Warburton has made some new friends this week.
In the Twilight of a spring evening a caravan of film equipment trundled into town and set up camp.
We are the ‘location’ for an independent Australian film called “Surviving Georgia”, directed by Sandra Sciberras and Kate Whitbread. I believe the synopsis goes a little like this…
“Surviving Georgia is a heart warming romantic comedy about family and finding your own identity in the world. Heidi and Rose must find love but in doing so, must first reconcile with their feisty gambling alcoholic mother.”
At least that is what Shane’s website says. Shane who you ask? None other than Shane Jacobson (alias Kenny) who mentions on his Twitter page that he is “moving to Warburton for a few weeks!” but is yet to be spotted inspecting any of our local toilet establishments.
Other cast members like Pia Miranda, to my knowledge, have not bought fish and chips at our local milk bar. Spencer McLaren , Holly Valance and Anthony Woodcock, also maintain similar low profiles.
But a spot of celebrity watching is not really the point. Instead it’s been a fascinating insight into the machinations of film production and two things stand out for me when watching a hard days toil :
1. It takes a lot of people standing around to make a film, and
2. They mostly wear black.
One of the crew shares with me a nugget of ‘film’ wisdom. “It takes Art, Chance and Chaos” he says, as yet another retake is called.
In a small town its hard not to notice the production, even thought its all very low key and respectfully managed for us residents. I could not go anywhere at the start of the week without having to pass (or stop and wait for a scene to conclude) by a house that was being used just around the corner.
For Monday, a casting call has gone out for us locals to be extras in a wedding scene at the local Golf club. Sure it’s just standing around in the background, but if you’ve never been in a film, here’s a big chance to apparently get your name in the credits.

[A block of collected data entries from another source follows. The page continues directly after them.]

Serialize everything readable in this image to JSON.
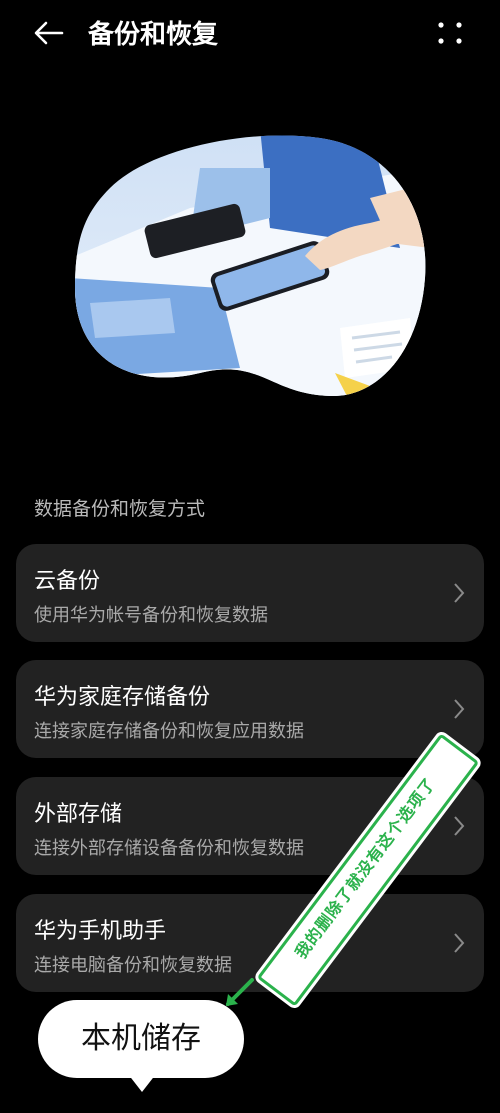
{
  "header": {
    "title": "备份和恢复",
    "back_icon": "arrow-left-icon",
    "more_icon": "more-dots-icon"
  },
  "illustration": {
    "name": "backup-hero-illustration"
  },
  "section": {
    "label": "数据备份和恢复方式"
  },
  "cards": [
    {
      "title": "云备份",
      "subtitle": "使用华为帐号备份和恢复数据"
    },
    {
      "title": "华为家庭存储备份",
      "subtitle": "连接家庭存储备份和恢复应用数据"
    },
    {
      "title": "外部存储",
      "subtitle": "连接外部存储设备备份和恢复数据"
    },
    {
      "title": "华为手机助手",
      "subtitle": "连接电脑备份和恢复数据"
    }
  ],
  "annotation": {
    "sticker_text": "我的删除了就没有这个选项了",
    "bubble_text": "本机储存"
  },
  "colors": {
    "background": "#000000",
    "card": "#222222",
    "sticker_green": "#2bb24c"
  }
}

A friends’ shop, Earth Bazaar, is also being used as a location. So taken were the location scouts with its charm, that apparently there were script changes to accommodate it “as is.”
It means a lot for a little town to be acknowledged by a big industry. Whilst Warburton has been poised as the next big thing for years, if not decades, it still manages to elude the grand tourist status of its neighbours like Healesville. But that’s OK, us residents are very comfortable with its secret beauty and undiscovered potential.

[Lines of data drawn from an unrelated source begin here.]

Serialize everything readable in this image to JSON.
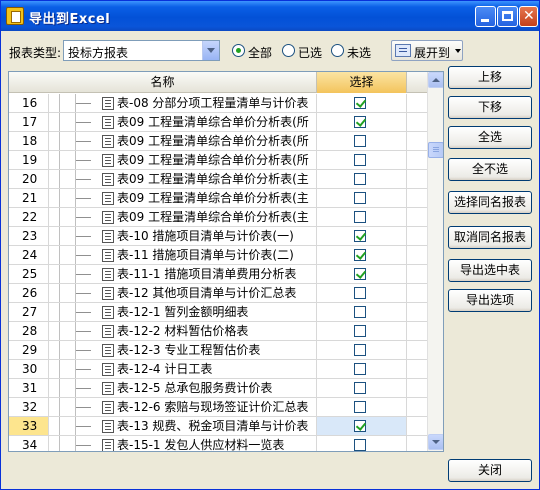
{
  "window": {
    "title": "导出到Excel"
  },
  "filter": {
    "label": "报表类型:",
    "value": "投标方报表"
  },
  "radios": [
    {
      "label": "全部",
      "checked": true
    },
    {
      "label": "已选",
      "checked": false
    },
    {
      "label": "未选",
      "checked": false
    }
  ],
  "expand": {
    "label": "展开到"
  },
  "grid": {
    "headers": {
      "name": "名称",
      "select": "选择"
    },
    "rows": [
      {
        "num": "16",
        "name": "表-08 分部分项工程量清单与计价表",
        "checked": true
      },
      {
        "num": "17",
        "name": "表09 工程量清单综合单价分析表(所",
        "checked": true
      },
      {
        "num": "18",
        "name": "表09 工程量清单综合单价分析表(所",
        "checked": false
      },
      {
        "num": "19",
        "name": "表09 工程量清单综合单价分析表(所",
        "checked": false
      },
      {
        "num": "20",
        "name": "表09 工程量清单综合单价分析表(主",
        "checked": false
      },
      {
        "num": "21",
        "name": "表09 工程量清单综合单价分析表(主",
        "checked": false
      },
      {
        "num": "22",
        "name": "表09 工程量清单综合单价分析表(主",
        "checked": false
      },
      {
        "num": "23",
        "name": "表-10 措施项目清单与计价表(一)",
        "checked": true
      },
      {
        "num": "24",
        "name": "表-11 措施项目清单与计价表(二)",
        "checked": true
      },
      {
        "num": "25",
        "name": "表-11-1 措施项目清单费用分析表",
        "checked": true
      },
      {
        "num": "26",
        "name": "表-12 其他项目清单与计价汇总表",
        "checked": false
      },
      {
        "num": "27",
        "name": "表-12-1 暂列金额明细表",
        "checked": false
      },
      {
        "num": "28",
        "name": "表-12-2 材料暂估价格表",
        "checked": false
      },
      {
        "num": "29",
        "name": "表-12-3 专业工程暂估价表",
        "checked": false
      },
      {
        "num": "30",
        "name": "表-12-4 计日工表",
        "checked": false
      },
      {
        "num": "31",
        "name": "表-12-5 总承包服务费计价表",
        "checked": false
      },
      {
        "num": "32",
        "name": "表-12-6 索赔与现场签证计价汇总表",
        "checked": false
      },
      {
        "num": "33",
        "name": "表-13 规费、税金项目清单与计价表",
        "checked": true,
        "selected": true
      },
      {
        "num": "34",
        "name": "表-15-1 发包人供应材料一览表",
        "checked": false
      }
    ]
  },
  "buttons": {
    "move_up": "上移",
    "move_down": "下移",
    "select_all": "全选",
    "select_none": "全不选",
    "select_same": "选择同名报表",
    "cancel_same": "取消同名报表",
    "export_selected": "导出选中表",
    "export_options": "导出选项",
    "close": "关闭"
  },
  "colors": {
    "title_bar": "#0a5fe6",
    "check_mark": "#21a121",
    "selected_row_number": "#fde58e",
    "header_highlight": "#f3c45c"
  }
}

Apparently you will never see the “Welcome to Warburton “ sign or know that the town is the location for the shoot, unless of course you are one of those people who sit in a cinema until the credits stop rolling, or you recognise the odd iconic location.
I am reminded of a similar feeling TV film called ‘Little Oberon’ which starred Sigrid Thornton and Tasma Walton, shot in and around Marysville in 2005. Although perhaps long since forgotten, this film stands as a celluloid memorial to the township that no longer exists. And that is the intrinsic value of film. It provides us all with a moment, a memory that steps in when our own cerebral filing system fails us.
Scheduled for release in 2010, one thing is for certain, that when ‘Surviving Georgia’ has its opening night, the town and community of Warburton will be there in all its glory.